Subscription services can help brands drive strong customer loyalty and retention, and the repeat business can lower your overall customer acquisition costs. These models also provide predictable revenue and enable better forecasting. Each delivery can also present additional opportunities for upselling and cross-selling.
Case Study: BarkBox
One of the most well-known subscription-based e-commerce businesses is the popular pet toy service, BarkBox. Its exclusive products and boxes are customized to each dog’s individual needs. A carefully curated checkout encourages customers to increase shipping frequency and add additional premium items to their orders.
Tips for Success:
- Use data wisely: Subscription models give you access to deeper levels of customer data that you can then use to develop new products and create personalized experiences for shoppers.
- Offer upgrades: Never miss an opportunity to upsell or cross-sell at checkout. Prompt customers to add dessert with their dinner or a necklace to their outfit to complement their standard subscription.
- Throw in samples: Toss in a small sample of a new product you’re thinking of adding to your regular product lineup, and use customer feedback to make improvements or drive future sales.
6. White Labeling
In whitelabeling, retailers and brands put their own labeling and branding on products manufactured by a third party. In this model, brands can sell the same third-party products under their own labels.
Store brand products like Whole Foods’ 365 and ShopRite’s Bowl & Basket are examples of white labeling. We can’t say for certain, but some of these “store brand” items may actually be the same products from one store to another.
Private labeling works similarly to white labeling, except that in private labeling, products are customized for each manufacturer. Both practices have the same main advantage: a brand gets to sell high-quality products without investing the time and resources it would normally take to develop, produce, and market those products on their own.

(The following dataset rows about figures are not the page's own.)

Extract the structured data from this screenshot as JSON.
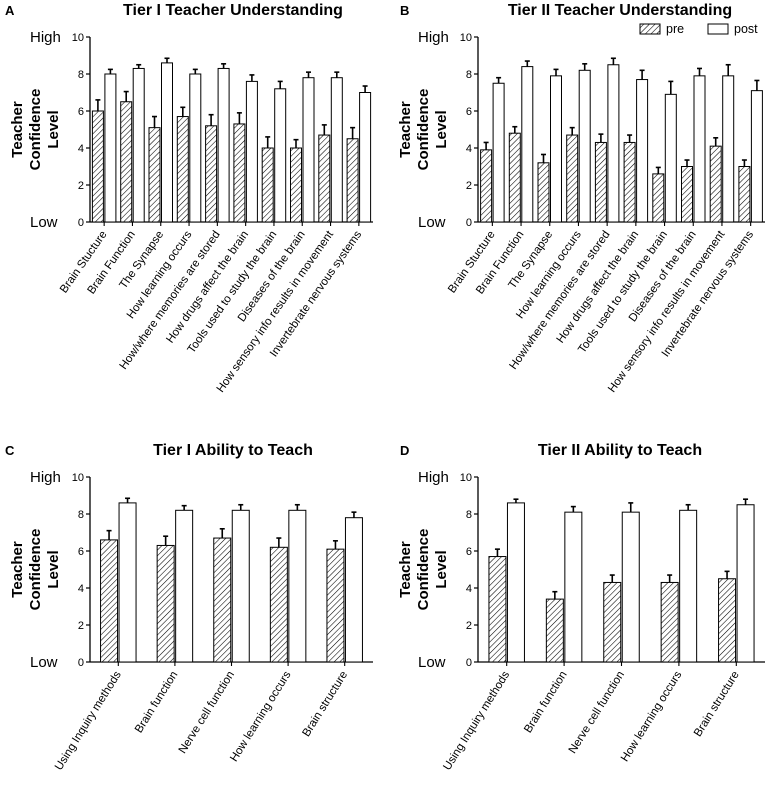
{
  "figure": {
    "legend": {
      "pre_label": "pre",
      "post_label": "post"
    }
  },
  "chart_data": [
    {
      "panel": "A",
      "type": "bar",
      "title": "Tier I Teacher Understanding",
      "ylabel_lines": [
        "Teacher",
        "Confidence",
        "Level"
      ],
      "y_high_label": "High",
      "y_low_label": "Low",
      "ylim": [
        0,
        10
      ],
      "yticks": [
        "0",
        "2",
        "4",
        "6",
        "8",
        "10"
      ],
      "categories": [
        "Brain Stucture",
        "Brain Function",
        "The Synapse",
        "How learning occurs",
        "How/where memories are stored",
        "How drugs affect the brain",
        "Tools used to study the brain",
        "Diseases of the brain",
        "How sensory info results in movement",
        "Invertebrate nervous systems"
      ],
      "series": [
        {
          "name": "pre",
          "values": [
            6.0,
            6.5,
            5.1,
            5.7,
            5.2,
            5.3,
            4.0,
            4.0,
            4.7,
            4.5
          ],
          "errors": [
            0.6,
            0.55,
            0.6,
            0.5,
            0.6,
            0.6,
            0.6,
            0.45,
            0.55,
            0.6
          ]
        },
        {
          "name": "post",
          "values": [
            8.0,
            8.3,
            8.6,
            8.0,
            8.3,
            7.6,
            7.2,
            7.8,
            7.8,
            7.0
          ],
          "errors": [
            0.25,
            0.2,
            0.25,
            0.25,
            0.25,
            0.35,
            0.4,
            0.3,
            0.3,
            0.35
          ]
        }
      ],
      "legend_shown": false
    },
    {
      "panel": "B",
      "type": "bar",
      "title": "Tier II Teacher Understanding",
      "ylabel_lines": [
        "Teacher",
        "Confidence",
        "Level"
      ],
      "y_high_label": "High",
      "y_low_label": "Low",
      "ylim": [
        0,
        10
      ],
      "yticks": [
        "0",
        "2",
        "4",
        "6",
        "8",
        "10"
      ],
      "categories": [
        "Brain Stucture",
        "Brain Function",
        "The Synapse",
        "How learning occurs",
        "How/where memories are stored",
        "How drugs affect the brain",
        "Tools used to study the brain",
        "Diseases of the brain",
        "How sensory info results in movement",
        "Invertebrate nervous systems"
      ],
      "series": [
        {
          "name": "pre",
          "values": [
            3.9,
            4.8,
            3.2,
            4.7,
            4.3,
            4.3,
            2.6,
            3.0,
            4.1,
            3.0
          ],
          "errors": [
            0.4,
            0.35,
            0.45,
            0.4,
            0.45,
            0.4,
            0.35,
            0.35,
            0.45,
            0.35
          ]
        },
        {
          "name": "post",
          "values": [
            7.5,
            8.4,
            7.9,
            8.2,
            8.5,
            7.7,
            6.9,
            7.9,
            7.9,
            7.1
          ],
          "errors": [
            0.3,
            0.3,
            0.35,
            0.35,
            0.35,
            0.5,
            0.7,
            0.4,
            0.6,
            0.55
          ]
        }
      ],
      "legend_shown": true,
      "legend_position": "top-right"
    },
    {
      "panel": "C",
      "type": "bar",
      "title": "Tier I Ability to Teach",
      "ylabel_lines": [
        "Teacher",
        "Confidence",
        "Level"
      ],
      "y_high_label": "High",
      "y_low_label": "Low",
      "ylim": [
        0,
        10
      ],
      "yticks": [
        "0",
        "2",
        "4",
        "6",
        "8",
        "10"
      ],
      "categories": [
        "Using Inquiry methods",
        "Brain function",
        "Nerve cell function",
        "How learning occurs",
        "Brain structure"
      ],
      "series": [
        {
          "name": "pre",
          "values": [
            6.6,
            6.3,
            6.7,
            6.2,
            6.1
          ],
          "errors": [
            0.5,
            0.5,
            0.5,
            0.5,
            0.45
          ]
        },
        {
          "name": "post",
          "values": [
            8.6,
            8.2,
            8.2,
            8.2,
            7.8
          ],
          "errors": [
            0.25,
            0.25,
            0.3,
            0.3,
            0.3
          ]
        }
      ],
      "legend_shown": false
    },
    {
      "panel": "D",
      "type": "bar",
      "title": "Tier II Ability to Teach",
      "ylabel_lines": [
        "Teacher",
        "Confidence",
        "Level"
      ],
      "y_high_label": "High",
      "y_low_label": "Low",
      "ylim": [
        0,
        10
      ],
      "yticks": [
        "0",
        "2",
        "4",
        "6",
        "8",
        "10"
      ],
      "categories": [
        "Using Inquiry methods",
        "Brain function",
        "Nerve cell function",
        "How learning occurs",
        "Brain structure"
      ],
      "series": [
        {
          "name": "pre",
          "values": [
            5.7,
            3.4,
            4.3,
            4.3,
            4.5
          ],
          "errors": [
            0.4,
            0.4,
            0.4,
            0.4,
            0.4
          ]
        },
        {
          "name": "post",
          "values": [
            8.6,
            8.1,
            8.1,
            8.2,
            8.5
          ],
          "errors": [
            0.2,
            0.3,
            0.5,
            0.3,
            0.3
          ]
        }
      ],
      "legend_shown": false
    }
  ]
}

Case Study: Wegmans’ & Trader Joe’s
Wegmans and Trader Joe’s are two grocers who have developed wildly successful white and private label strategies. Wegmans’ private label products, of which there are around 17,000, reportedly account for around half of its sales. Trader Joe’s allegedly has some (rather hush-hush) white- and/or private-label deals with companies like PepsiCo and Snyder’s-Lance.
Tips for Success
- Monitor product quality: Even though you aren’t making the product yourself, you’ll still face the consequences if customers aren’t satisfied with the quality.
- Watch out for intellectual property issues: Make sure you’re not inadvertently selling products that infringe on trademarks or copyrights. When in doubt, link arms with a legal specialist to make sure you’re protected.
- Find ways to differentiate: White label products limit you to selling products with only a small range of customizable options. You may find that you need distinctive branding or a stellar marketing strategy to succeed.
New Year, New Revenue Models
When it comes to growing your e-commerce sales, what works for one brand might not work for another. Take your time to explore your options and find the right mix for your business.
With a clear business plan and flexible funding to help execute it, you can find the revenue models that work best for you.